A trio of foreign nationals have been found guilty of arranging sham marriages in exchange for UK spouse visas and cash.
Czech national Karel Pospisil was found guilty of assisting unlawful entry into a member state, while Nigerian national Abiodun Akintelu was found guilty of seeking to obtain leave to remain in the UK by deception. Both pleaded guilty at a hearing last week (Friday, November 16th).
A 22-year-old Czech woman, Lucie Kristova, also pleaded guilty to assisting unlawful entry into a member state at an earlier court hearing in September. The trio will all be sentenced on December 17th.
Emma Smith, part of the UK Border Agency's criminal and financial investigation team in Nottingham, commented: “We are pleased that our work to crack this sham marriage scam has resulted in convictions for all three individuals.
“We will continue to clamp down on sham marriages and other forms of immigration abuse. Anyone attempting to benefit illegally from the privileges of life in the UK faces prison and deportation.”
The charges in this case were the result of investigations into two sham marriages conducted at churches in Nottingham. The first took place in October 2009 and saw Kristova marry a Bangladeshi man, Shaikat Hussain.

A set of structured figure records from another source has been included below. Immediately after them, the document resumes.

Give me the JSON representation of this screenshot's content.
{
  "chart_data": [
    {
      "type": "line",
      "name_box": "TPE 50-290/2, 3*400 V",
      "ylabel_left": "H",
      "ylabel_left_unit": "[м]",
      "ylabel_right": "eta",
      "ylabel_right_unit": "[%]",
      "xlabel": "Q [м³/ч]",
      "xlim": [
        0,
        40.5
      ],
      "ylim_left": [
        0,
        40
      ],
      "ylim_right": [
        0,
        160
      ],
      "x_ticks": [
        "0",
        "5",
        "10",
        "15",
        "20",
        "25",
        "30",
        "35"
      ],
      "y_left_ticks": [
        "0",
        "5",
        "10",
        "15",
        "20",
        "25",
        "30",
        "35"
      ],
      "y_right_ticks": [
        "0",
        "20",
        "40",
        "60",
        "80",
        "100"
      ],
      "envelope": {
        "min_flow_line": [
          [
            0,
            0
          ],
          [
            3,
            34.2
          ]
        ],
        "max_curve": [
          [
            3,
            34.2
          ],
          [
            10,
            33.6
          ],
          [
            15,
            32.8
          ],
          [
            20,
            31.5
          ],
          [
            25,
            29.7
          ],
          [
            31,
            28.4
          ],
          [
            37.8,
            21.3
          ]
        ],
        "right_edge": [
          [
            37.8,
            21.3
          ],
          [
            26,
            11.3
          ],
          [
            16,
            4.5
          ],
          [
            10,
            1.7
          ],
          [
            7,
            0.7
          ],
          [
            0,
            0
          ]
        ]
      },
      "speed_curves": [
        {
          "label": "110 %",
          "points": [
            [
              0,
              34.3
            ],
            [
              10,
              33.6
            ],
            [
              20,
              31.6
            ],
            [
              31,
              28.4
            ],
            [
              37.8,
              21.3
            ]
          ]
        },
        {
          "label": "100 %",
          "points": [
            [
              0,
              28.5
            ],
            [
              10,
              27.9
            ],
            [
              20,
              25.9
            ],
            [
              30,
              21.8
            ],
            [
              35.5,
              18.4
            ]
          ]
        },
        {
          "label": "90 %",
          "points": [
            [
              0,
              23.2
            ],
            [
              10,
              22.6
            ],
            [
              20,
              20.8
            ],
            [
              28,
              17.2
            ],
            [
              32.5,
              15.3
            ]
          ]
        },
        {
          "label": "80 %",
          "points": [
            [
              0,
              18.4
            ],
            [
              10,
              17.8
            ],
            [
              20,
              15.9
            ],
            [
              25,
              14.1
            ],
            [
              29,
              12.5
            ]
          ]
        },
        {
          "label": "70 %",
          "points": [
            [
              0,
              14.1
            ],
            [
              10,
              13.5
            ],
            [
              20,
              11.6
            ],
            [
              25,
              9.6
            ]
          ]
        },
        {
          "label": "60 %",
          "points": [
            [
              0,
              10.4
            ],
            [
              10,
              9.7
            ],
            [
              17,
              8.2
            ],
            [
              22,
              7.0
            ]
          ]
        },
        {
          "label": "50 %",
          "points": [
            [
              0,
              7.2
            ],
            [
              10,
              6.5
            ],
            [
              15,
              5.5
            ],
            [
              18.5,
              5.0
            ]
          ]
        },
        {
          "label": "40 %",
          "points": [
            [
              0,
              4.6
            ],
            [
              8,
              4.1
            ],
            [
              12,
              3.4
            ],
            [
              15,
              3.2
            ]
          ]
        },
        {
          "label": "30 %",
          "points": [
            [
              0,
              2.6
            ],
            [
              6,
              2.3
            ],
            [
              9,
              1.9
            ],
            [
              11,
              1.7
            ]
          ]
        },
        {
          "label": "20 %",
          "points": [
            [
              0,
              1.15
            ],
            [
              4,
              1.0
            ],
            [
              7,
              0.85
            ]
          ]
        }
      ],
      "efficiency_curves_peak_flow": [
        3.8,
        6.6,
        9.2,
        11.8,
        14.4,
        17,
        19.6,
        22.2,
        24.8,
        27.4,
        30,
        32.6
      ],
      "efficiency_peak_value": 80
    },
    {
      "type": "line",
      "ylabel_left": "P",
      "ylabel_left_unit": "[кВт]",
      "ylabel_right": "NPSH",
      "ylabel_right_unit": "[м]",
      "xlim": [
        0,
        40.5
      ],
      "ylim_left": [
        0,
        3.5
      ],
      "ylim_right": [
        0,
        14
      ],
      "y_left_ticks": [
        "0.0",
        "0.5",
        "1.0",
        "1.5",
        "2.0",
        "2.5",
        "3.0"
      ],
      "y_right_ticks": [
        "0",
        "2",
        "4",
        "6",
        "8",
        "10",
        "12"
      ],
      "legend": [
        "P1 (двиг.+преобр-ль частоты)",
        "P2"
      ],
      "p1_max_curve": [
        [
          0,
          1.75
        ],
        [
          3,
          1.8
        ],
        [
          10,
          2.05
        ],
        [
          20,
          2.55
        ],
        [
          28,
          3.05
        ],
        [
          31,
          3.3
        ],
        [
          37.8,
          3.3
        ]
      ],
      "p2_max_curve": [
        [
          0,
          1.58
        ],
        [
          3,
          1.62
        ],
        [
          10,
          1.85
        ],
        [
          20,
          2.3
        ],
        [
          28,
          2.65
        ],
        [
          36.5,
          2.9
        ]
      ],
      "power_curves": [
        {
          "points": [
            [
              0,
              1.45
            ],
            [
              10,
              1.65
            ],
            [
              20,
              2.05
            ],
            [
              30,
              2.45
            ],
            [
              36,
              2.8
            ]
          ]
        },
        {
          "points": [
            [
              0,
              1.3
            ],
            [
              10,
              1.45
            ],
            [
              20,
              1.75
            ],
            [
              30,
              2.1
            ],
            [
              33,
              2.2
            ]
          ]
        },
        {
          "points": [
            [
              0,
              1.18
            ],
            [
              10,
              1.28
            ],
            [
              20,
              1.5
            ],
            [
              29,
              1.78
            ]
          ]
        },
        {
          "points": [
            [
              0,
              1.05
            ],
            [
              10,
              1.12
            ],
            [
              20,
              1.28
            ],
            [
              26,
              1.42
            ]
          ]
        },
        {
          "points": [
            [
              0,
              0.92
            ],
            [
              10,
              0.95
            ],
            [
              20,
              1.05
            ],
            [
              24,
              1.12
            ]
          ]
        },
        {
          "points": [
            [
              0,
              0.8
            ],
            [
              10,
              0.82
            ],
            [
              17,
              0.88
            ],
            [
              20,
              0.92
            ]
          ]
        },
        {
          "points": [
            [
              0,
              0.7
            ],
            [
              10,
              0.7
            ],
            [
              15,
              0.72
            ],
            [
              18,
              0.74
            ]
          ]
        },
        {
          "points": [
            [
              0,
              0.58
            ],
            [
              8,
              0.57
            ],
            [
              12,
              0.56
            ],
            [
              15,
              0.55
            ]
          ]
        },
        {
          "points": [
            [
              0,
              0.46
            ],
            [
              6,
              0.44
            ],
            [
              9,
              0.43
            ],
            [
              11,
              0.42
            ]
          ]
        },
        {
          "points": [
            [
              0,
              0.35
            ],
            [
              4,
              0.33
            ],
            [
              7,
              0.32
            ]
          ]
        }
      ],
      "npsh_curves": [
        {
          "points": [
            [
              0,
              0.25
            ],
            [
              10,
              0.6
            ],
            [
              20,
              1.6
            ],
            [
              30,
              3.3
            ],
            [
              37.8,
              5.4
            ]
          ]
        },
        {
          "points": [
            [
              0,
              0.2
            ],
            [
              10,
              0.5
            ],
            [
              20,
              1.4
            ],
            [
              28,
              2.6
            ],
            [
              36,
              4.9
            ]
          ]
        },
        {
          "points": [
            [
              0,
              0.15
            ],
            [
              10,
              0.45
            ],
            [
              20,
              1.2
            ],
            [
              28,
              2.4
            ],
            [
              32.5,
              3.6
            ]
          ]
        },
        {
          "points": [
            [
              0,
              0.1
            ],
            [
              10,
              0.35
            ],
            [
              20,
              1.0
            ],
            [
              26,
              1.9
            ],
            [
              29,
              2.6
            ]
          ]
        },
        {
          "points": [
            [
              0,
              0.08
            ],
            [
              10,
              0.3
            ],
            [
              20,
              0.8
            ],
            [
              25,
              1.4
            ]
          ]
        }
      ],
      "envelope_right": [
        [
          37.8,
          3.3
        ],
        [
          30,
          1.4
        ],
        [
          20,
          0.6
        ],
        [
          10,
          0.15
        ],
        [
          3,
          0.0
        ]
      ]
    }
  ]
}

The second marriage was between Pospisil and Akintelu and took place in September 2010.
The crimes were discovered during a series of raids in January 2011. Immigration officers discovered that Akintelu's UK visa had expired in October 2010 and that she had submitted an application to remain in the country on the basis of a marriage to an EEA national. Hussain had taken similar actions, but both applications were refused after the sham marriages were discovered.
UK spouse visas are issued to genuine couples who are able to provide for each other financially. But the immigration authorities take a hard line of those seeking to remain in the country and claim long-term residency through a sham marriage.